2020年の日本アカデミー賞の助演女優賞に、高畑充希さんがノミネートされました。
本作では、ボランテァ(ボラ)役でした。
*
2018年末公開の、「こんな夜更けにバナナかよ」大泉洋主演をみた。大泉さんは、大好きな俳優のひとりだが、ひょうきんで元気なイメージが強くて、筋ジストロフィーの実在した男性を演じることに懸念があった。
なにより、息子が同じ病で、同じ様に介護を受けながらの自立生活をしており、自分が鑑賞に耐えられるか不安だった。
息子は、ここ数年、入退院を繰り返し、手術もしてる。メンタルの弱い私は、その度に打ちのめされている。慣れる、ということがない。でも、受け入れたい。息子の現実を。
そう思う気持ちが勝ち、観に行った。
大泉洋さん演ずる、狩野さんは、実際に北海道に住んで、自分でボランティアを募り、病院を出て自立生活を送っていた、筋ジストロフィーの男性だった。

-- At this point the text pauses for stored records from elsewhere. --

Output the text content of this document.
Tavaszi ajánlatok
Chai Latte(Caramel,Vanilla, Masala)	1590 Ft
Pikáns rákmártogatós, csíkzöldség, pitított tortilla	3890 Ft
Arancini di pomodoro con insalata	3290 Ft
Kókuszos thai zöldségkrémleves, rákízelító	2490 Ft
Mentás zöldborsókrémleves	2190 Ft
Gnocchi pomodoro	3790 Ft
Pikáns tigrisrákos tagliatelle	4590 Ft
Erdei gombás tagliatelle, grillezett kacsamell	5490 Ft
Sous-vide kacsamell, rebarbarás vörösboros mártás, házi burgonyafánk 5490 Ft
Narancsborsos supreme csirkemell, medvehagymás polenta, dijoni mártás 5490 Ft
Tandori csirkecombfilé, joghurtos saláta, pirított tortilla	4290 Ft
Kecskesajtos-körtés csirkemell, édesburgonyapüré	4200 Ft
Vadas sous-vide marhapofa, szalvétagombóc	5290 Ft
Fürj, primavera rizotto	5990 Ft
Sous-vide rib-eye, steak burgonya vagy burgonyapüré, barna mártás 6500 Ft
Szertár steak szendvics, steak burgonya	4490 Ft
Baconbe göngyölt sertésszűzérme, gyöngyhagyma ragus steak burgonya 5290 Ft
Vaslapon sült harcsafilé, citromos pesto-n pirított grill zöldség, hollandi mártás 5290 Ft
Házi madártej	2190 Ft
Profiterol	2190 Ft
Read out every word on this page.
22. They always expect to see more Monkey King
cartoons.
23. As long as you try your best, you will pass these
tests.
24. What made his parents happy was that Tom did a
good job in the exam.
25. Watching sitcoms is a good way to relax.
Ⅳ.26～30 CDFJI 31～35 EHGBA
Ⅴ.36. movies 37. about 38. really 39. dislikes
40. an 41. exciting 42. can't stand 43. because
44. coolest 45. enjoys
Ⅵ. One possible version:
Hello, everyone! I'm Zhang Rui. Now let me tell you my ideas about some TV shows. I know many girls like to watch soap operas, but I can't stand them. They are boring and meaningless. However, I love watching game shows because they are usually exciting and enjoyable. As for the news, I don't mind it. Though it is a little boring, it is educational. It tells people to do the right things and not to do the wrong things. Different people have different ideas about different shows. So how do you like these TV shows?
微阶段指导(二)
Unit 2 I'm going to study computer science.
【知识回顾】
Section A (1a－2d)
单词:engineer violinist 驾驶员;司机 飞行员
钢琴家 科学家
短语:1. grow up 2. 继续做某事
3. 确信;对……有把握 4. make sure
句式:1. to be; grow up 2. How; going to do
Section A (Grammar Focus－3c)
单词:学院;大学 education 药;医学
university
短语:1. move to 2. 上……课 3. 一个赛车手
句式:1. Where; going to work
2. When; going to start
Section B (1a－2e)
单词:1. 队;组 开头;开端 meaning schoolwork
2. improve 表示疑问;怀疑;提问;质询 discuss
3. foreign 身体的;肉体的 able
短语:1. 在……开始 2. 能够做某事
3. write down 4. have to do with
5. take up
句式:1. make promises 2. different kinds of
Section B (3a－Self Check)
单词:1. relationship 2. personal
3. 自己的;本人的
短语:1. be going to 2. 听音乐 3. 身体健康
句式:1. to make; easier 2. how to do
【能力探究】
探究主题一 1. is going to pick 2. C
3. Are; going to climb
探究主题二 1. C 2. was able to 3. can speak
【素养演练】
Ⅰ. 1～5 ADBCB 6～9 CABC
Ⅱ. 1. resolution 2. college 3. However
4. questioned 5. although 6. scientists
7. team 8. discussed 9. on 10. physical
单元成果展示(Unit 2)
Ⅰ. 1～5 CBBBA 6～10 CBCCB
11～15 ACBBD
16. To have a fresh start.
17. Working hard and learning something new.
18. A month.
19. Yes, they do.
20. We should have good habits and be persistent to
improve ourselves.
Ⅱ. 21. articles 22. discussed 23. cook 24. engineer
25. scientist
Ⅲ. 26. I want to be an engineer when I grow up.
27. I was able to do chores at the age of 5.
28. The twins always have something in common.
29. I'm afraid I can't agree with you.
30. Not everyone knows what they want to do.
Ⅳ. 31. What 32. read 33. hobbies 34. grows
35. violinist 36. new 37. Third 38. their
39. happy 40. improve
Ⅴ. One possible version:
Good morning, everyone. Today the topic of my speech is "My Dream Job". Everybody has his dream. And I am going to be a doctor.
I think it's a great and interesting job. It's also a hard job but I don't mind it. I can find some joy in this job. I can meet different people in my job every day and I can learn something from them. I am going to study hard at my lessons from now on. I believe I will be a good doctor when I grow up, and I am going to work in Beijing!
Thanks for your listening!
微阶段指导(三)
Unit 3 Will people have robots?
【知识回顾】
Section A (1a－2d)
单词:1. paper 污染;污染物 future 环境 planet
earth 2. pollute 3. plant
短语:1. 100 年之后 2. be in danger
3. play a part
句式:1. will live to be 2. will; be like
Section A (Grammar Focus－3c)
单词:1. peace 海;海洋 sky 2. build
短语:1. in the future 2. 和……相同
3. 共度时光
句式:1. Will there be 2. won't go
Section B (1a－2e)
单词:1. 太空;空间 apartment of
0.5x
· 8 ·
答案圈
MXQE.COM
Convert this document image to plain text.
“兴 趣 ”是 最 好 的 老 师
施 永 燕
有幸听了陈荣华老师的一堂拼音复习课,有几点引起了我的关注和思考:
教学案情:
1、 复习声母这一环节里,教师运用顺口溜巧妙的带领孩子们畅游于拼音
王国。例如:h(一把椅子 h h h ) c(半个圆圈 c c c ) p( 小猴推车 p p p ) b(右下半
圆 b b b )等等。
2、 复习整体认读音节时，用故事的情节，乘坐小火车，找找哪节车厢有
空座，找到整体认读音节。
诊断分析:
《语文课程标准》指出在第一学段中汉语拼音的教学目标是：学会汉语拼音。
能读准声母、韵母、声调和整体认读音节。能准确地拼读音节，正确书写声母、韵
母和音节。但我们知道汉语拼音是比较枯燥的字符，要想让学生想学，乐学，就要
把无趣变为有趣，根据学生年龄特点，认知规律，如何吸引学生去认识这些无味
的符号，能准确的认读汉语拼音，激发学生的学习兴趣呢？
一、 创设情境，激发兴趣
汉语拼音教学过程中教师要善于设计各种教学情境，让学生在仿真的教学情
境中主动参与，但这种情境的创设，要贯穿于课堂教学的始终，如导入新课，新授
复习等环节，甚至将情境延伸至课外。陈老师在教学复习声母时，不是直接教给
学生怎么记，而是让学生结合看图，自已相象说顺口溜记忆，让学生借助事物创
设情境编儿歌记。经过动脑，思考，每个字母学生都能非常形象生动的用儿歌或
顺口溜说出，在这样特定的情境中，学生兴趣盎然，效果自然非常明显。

映画の冒頭が、入浴介護の場面で、妙なリアリティーを感じた。狩野は、愉快で喜怒哀楽のはっきりした、とてもワガママな患者だ。頭にくると、動く指先でホーローのマグカップをテーブルから、落とす。
その描写は、とても現実感があった。
障がい者であっても、聖人ではない怒りもすれば、泣きもする。障害者=弱い=いい人ではない。そして、介護する側も同じ。人間対人間である。
狩野氏は、気管切開をし、話せなくなったが、ある方法により声を出せるようになる。
すごい、生きようという力。おしゃべりな狩野氏らしいと思った。
既に、DVD が出ている。
ひとりでも多くの人に、観てもらいたい。
お涙ちょうだいの、作品ではないので。